A responsabilidade objetiva da Administração Pública tem fundamento constitucional, cuja conceituação consolidou-se nos seguintes termos:
Art. 37 – [...] [...]
§ 6º As pessoas jurídicas de direito público e as de direito privado prestadoras de serviços públicos responderão pelos danos que seus agentes, nessa qualidade, causarem a terceiros, assegurado o direito de regresso contra o responsável nos casos de dolo ou culpa.

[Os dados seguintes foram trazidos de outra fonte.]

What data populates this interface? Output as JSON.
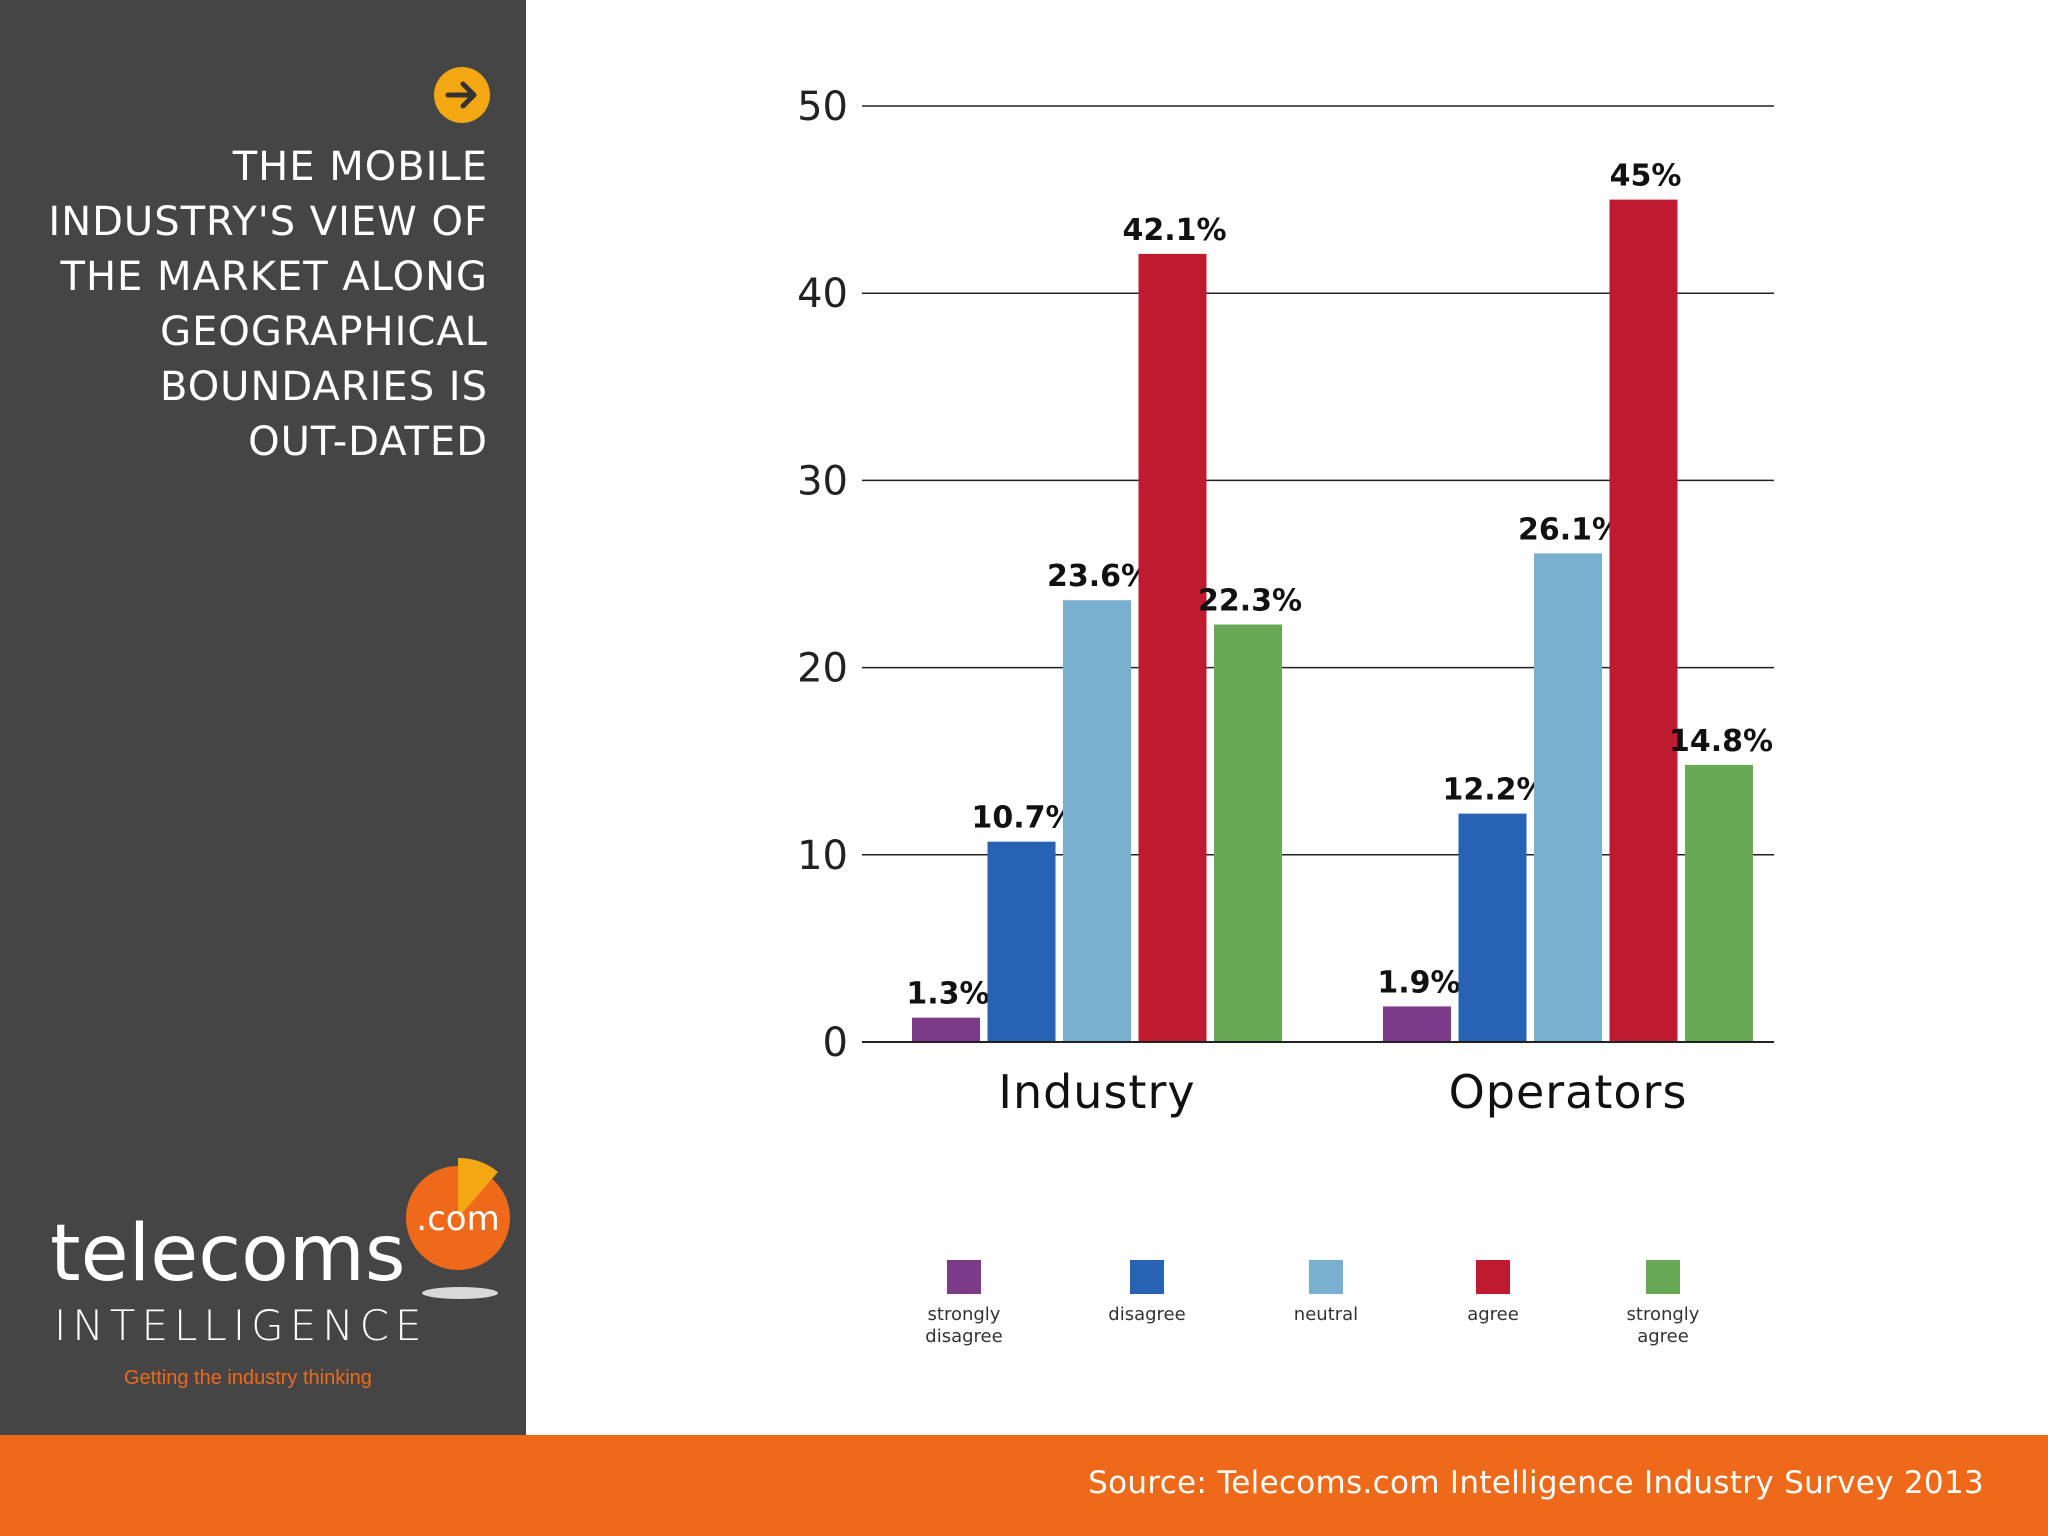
{
  "sidebar": {
    "title_lines": [
      "THE MOBILE",
      "INDUSTRY'S VIEW OF",
      "THE MARKET ALONG",
      "GEOGRAPHICAL",
      "BOUNDARIES IS",
      "OUT-DATED"
    ],
    "logo": {
      "wordmark": "telecoms",
      "badge": ".com",
      "subline": "INTELLIGENCE",
      "tagline": "Getting the industry thinking"
    }
  },
  "footer": {
    "source": "Source: Telecoms.com Intelligence Industry Survey 2013"
  },
  "colors": {
    "sidebar": "#464546",
    "accent_orange": "#ee6a1a",
    "arrow_yellow": "#f3a712",
    "strongly_disagree": "#7b3b86",
    "disagree": "#2762b4",
    "neutral": "#79b0cf",
    "agree": "#bf1b30",
    "strongly_agree": "#67a955"
  },
  "chart_data": {
    "type": "bar",
    "title": "THE MOBILE INDUSTRY'S VIEW OF THE MARKET ALONG GEOGRAPHICAL BOUNDARIES IS OUT-DATED",
    "categories": [
      "Industry",
      "Operators"
    ],
    "series": [
      {
        "name": "strongly disagree",
        "legend_label": "strongly\ndisagree",
        "color": "#7b3b86",
        "values": [
          1.3,
          1.9
        ],
        "labels": [
          "1.3%",
          "1.9%"
        ]
      },
      {
        "name": "disagree",
        "legend_label": "disagree",
        "color": "#2762b4",
        "values": [
          10.7,
          12.2
        ],
        "labels": [
          "10.7%",
          "12.2%"
        ]
      },
      {
        "name": "neutral",
        "legend_label": "neutral",
        "color": "#79b0cf",
        "values": [
          23.6,
          26.1
        ],
        "labels": [
          "23.6%",
          "26.1%"
        ]
      },
      {
        "name": "agree",
        "legend_label": "agree",
        "color": "#bf1b30",
        "values": [
          42.1,
          45
        ],
        "labels": [
          "42.1%",
          "45%"
        ]
      },
      {
        "name": "strongly agree",
        "legend_label": "strongly\nagree",
        "color": "#67a955",
        "values": [
          22.3,
          14.8
        ],
        "labels": [
          "22.3%",
          "14.8%"
        ]
      }
    ],
    "ylim": [
      0,
      50
    ],
    "yticks": [
      0,
      10,
      20,
      30,
      40,
      50
    ],
    "xlabel": "",
    "ylabel": "",
    "grid": true,
    "legend": "bottom"
  }
}
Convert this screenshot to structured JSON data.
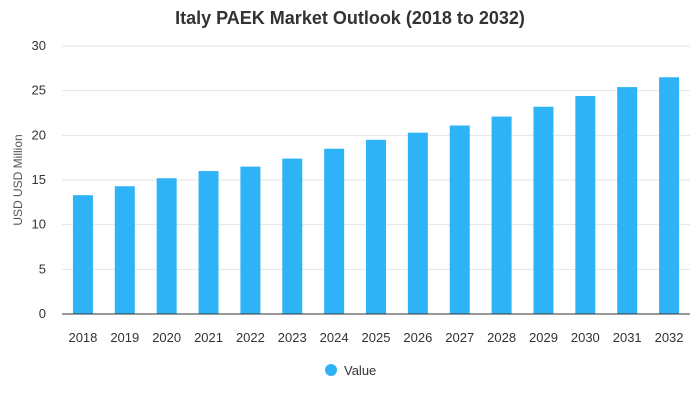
{
  "chart_data": {
    "type": "bar",
    "title": "Italy PAEK Market Outlook (2018 to 2032)",
    "xlabel": "",
    "ylabel": "USD USD Million",
    "ylim": [
      0,
      30
    ],
    "yticks": [
      0,
      5,
      10,
      15,
      20,
      25,
      30
    ],
    "grid": true,
    "legend_position": "bottom",
    "categories": [
      "2018",
      "2019",
      "2020",
      "2021",
      "2022",
      "2023",
      "2024",
      "2025",
      "2026",
      "2027",
      "2028",
      "2029",
      "2030",
      "2031",
      "2032"
    ],
    "series": [
      {
        "name": "Value",
        "color": "#2EB4F6",
        "values": [
          13.3,
          14.3,
          15.2,
          16.0,
          16.5,
          17.4,
          18.5,
          19.5,
          20.3,
          21.1,
          22.1,
          23.2,
          24.4,
          25.4,
          26.5
        ]
      }
    ]
  }
}
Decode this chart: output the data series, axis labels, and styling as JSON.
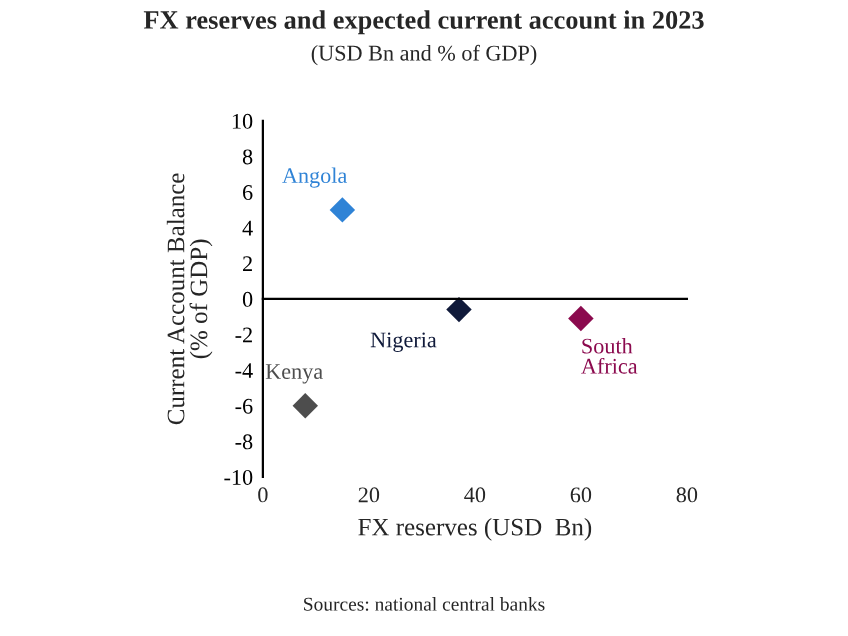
{
  "chart_data": {
    "type": "scatter",
    "title": "FX reserves and expected current account in 2023",
    "subtitle": "(USD Bn and % of GDP)",
    "xlabel": "FX reserves (USD  Bn)",
    "ylabel": "Current Account Balance\n(% of GDP)",
    "marker": "diamond",
    "legend": false,
    "xlim": [
      0,
      80
    ],
    "xticks": [
      0,
      20,
      40,
      60,
      80
    ],
    "ylim": [
      -10,
      10
    ],
    "yticks": [
      -10,
      -8,
      -6,
      -4,
      -2,
      0,
      2,
      4,
      6,
      8,
      10
    ],
    "series": [
      {
        "name": "Angola",
        "color": "#2f83d6",
        "x": [
          15
        ],
        "values": [
          5
        ]
      },
      {
        "name": "Nigeria",
        "color": "#101a3a",
        "x": [
          37
        ],
        "values": [
          -0.6
        ]
      },
      {
        "name": "South Africa",
        "color": "#8b0a4e",
        "x": [
          60
        ],
        "values": [
          -1.1
        ]
      },
      {
        "name": "Kenya",
        "color": "#4d4d4d",
        "x": [
          8
        ],
        "values": [
          -6
        ]
      }
    ],
    "annotations": [
      "Sources: national central banks"
    ]
  }
}
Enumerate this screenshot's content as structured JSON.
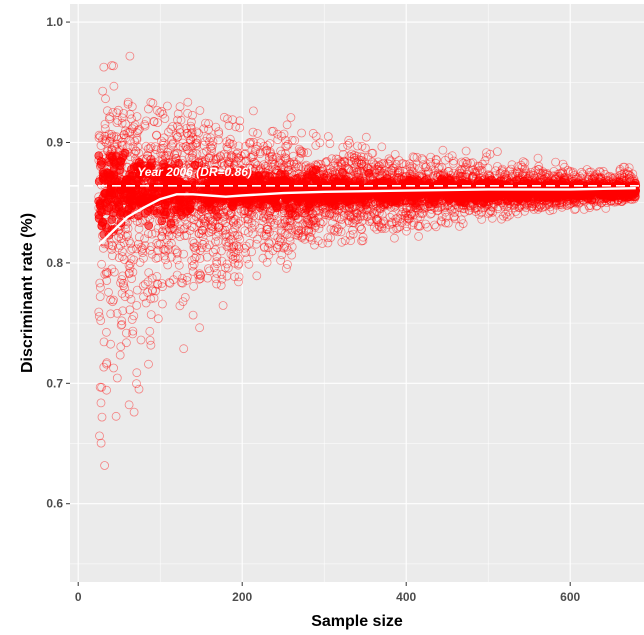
{
  "chart_data": {
    "type": "scatter",
    "title": "",
    "xlabel": "Sample size",
    "ylabel": "Discriminant rate (%)",
    "xlim": [
      -10,
      690
    ],
    "ylim": [
      0.535,
      1.015
    ],
    "x_ticks": [
      0,
      200,
      400,
      600
    ],
    "x_tick_labels": [
      "0",
      "200",
      "400",
      "600"
    ],
    "y_ticks": [
      0.6,
      0.7,
      0.8,
      0.9,
      1.0
    ],
    "y_tick_labels": [
      "0.6",
      "0.7",
      "0.8",
      "0.9",
      "1.0"
    ],
    "grid": true,
    "legend": "none",
    "colors": {
      "points": "#ff0000",
      "panel": "#ebebeb",
      "smooth_line": "#ffffff",
      "reference_line": "#ffffff"
    },
    "series": [
      {
        "kind": "points",
        "x_range": [
          25,
          680
        ],
        "center": 0.86,
        "spread_envelope": [
          {
            "x": 25,
            "low": 0.56,
            "high": 1.0
          },
          {
            "x": 50,
            "low": 0.6,
            "high": 0.98
          },
          {
            "x": 100,
            "low": 0.7,
            "high": 0.96
          },
          {
            "x": 150,
            "low": 0.73,
            "high": 0.94
          },
          {
            "x": 200,
            "low": 0.77,
            "high": 0.93
          },
          {
            "x": 300,
            "low": 0.8,
            "high": 0.915
          },
          {
            "x": 400,
            "low": 0.815,
            "high": 0.9
          },
          {
            "x": 500,
            "low": 0.83,
            "high": 0.893
          },
          {
            "x": 600,
            "low": 0.84,
            "high": 0.888
          },
          {
            "x": 680,
            "low": 0.845,
            "high": 0.885
          }
        ]
      },
      {
        "kind": "smooth_line",
        "x": [
          25,
          40,
          60,
          80,
          100,
          120,
          140,
          160,
          180,
          200,
          250,
          300,
          400,
          500,
          600,
          680
        ],
        "y": [
          0.815,
          0.825,
          0.838,
          0.846,
          0.853,
          0.857,
          0.857,
          0.856,
          0.855,
          0.856,
          0.858,
          0.859,
          0.86,
          0.861,
          0.861,
          0.862
        ]
      },
      {
        "kind": "reference_line",
        "y": 0.864
      }
    ],
    "annotation": {
      "text": "Year 2006 (DR=0.86)",
      "x": 72,
      "y": 0.872
    }
  }
}
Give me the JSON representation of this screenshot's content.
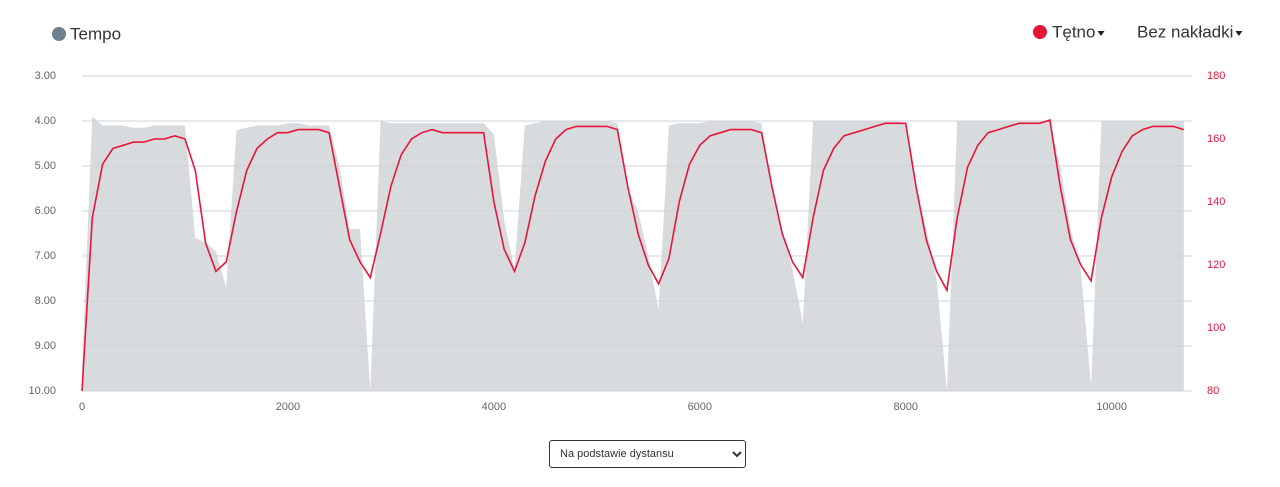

Assim, a Súmula 331, IV, não pode acolher a tese de irresponsabilidade dos órgãos da Administração Pública contida no art. 71, par. 1º, da Lei de Licitações. Tal privilégio é flagrantemente inconstitucional e, nesta condição, não deve produzir efeitos.
Tem-se que aos entes estatais aplica-se a regra da responsabilidade objetiva, respondendo pelos créditos trabalhistas em caso de inadimplência da empresa terceirizada.
Neste sentido, é o entendimento de nossos Tribunais:
“AGRAVO DE INSTRUMENTO. RESPONSABILIDADE SUBSIDIÁRIA (SÚMULA 331, IV, TST).
OFENSA AO ART. 37, § 6º, DA CONSTITUIÇÃO FEDERAL. O artigo 37, §
6º, da Constituição Federal, que consagra a responsabilidade objetiva da
Administração, sob a modalidade de risco administrativo, o faz, impondo
ao ente público a obrigação de indenizar, sempre que causar danos a terceiro,não importando que esse dano se origine de empresa que com ela contratou e executou a obra ou serviço. OFENSA AO ART. 171, § 1º, DA LEI 8.666/93. O entendimento, firmado à luz do art. 71 da Lei 8.666/93, tem por objetivo evitar que o empregado seja prejudicado devido à inadimplência por parte da empresa que presta serviços, ainda que o tomador integre a Administração Pública direta ou indireta, e que a contratação tenha ocorrido mediante regular processo licitatório. Agravo de Instrumento a que se nega provimento”. (TST, AIRR – 52005/2002-900-09- 00, D.J. 25/06/04)
“ÓRGÃO PÚBLICO – ANÁLISE DA MATÉRIA FRENTE AO DISPOSTO NO ART. 71 DA LEI Nº 8.666/93. O art. 71 da Lei nº 8.666/93 parte em que exime a
Administração Pública da responsabilidade pelo pagamento dos encargos trabalhistas, fiscais e comerciais assumidos pelas empresas que contrata, deve ser interpretado em consonância com o par. 6º do art. 37 da CF, que atribui responsabilidade objetiva às pessoas jurídicas de direito público. Analisado
isoladamente, aquele dispositivo malfere os princípios de proteção ao trabalhador estampados nos arts. 1º, incisos III e IV, e 7º do Diploma maior. Mesmo sujeito a procedimento licitatório, o ente público tem possibilidade de escolher as empresas que vai contratar e se contratada mostrar inadimplente, a si serão imputáveis as culpas in vigilando e in eligendo, atraindo a aplicação do art. 927 do Novo Código Civil. Mantém-se, destarte, a responsabilidade subsidiária imposta ao Município reclamado, nos moldes da orientação jurisprudencial sedimentada na Súmula nº 331, IV, do CTST”. (TRT – 15ª Reg., 4ª T, REO nº 00760-2002- 017-15-00-7-São José do Rio Preto-SP; ac. nº 020441/2003; Rela. Juíza Vera Teresa Martins Crespo; j. 8/7/2003; v.u.)
Ainda que se entenda não ser cabível, nos casos de terceirização, a regra da responsabilidade objetiva do Estado, não se pode negar a responsabilidade subjetiva do mesmo, na modalidade de culpa in eligendo e in vigilando.
A responsabilidade subjetiva é própria de qualquer pessoa jurídica, não tendo a Carta Política excluído o Estado, desta responsabilização.
A entidade estatal que firmar contrato de terceirização com empresa inidônea comete culpa in eligendo, pela má escolha do contratante e in vigilando, pela má fiscalização das obrigações contratuais e seus efeitos.
Assim, quer em face da responsabilidade objetiva inerente ao Estado, quer em face da responsabilidade subjetiva aplicável a qualquer pessoa jurídica, as entidades estatais devem responder pelos débitos trabalhistas resultantes da terceirização.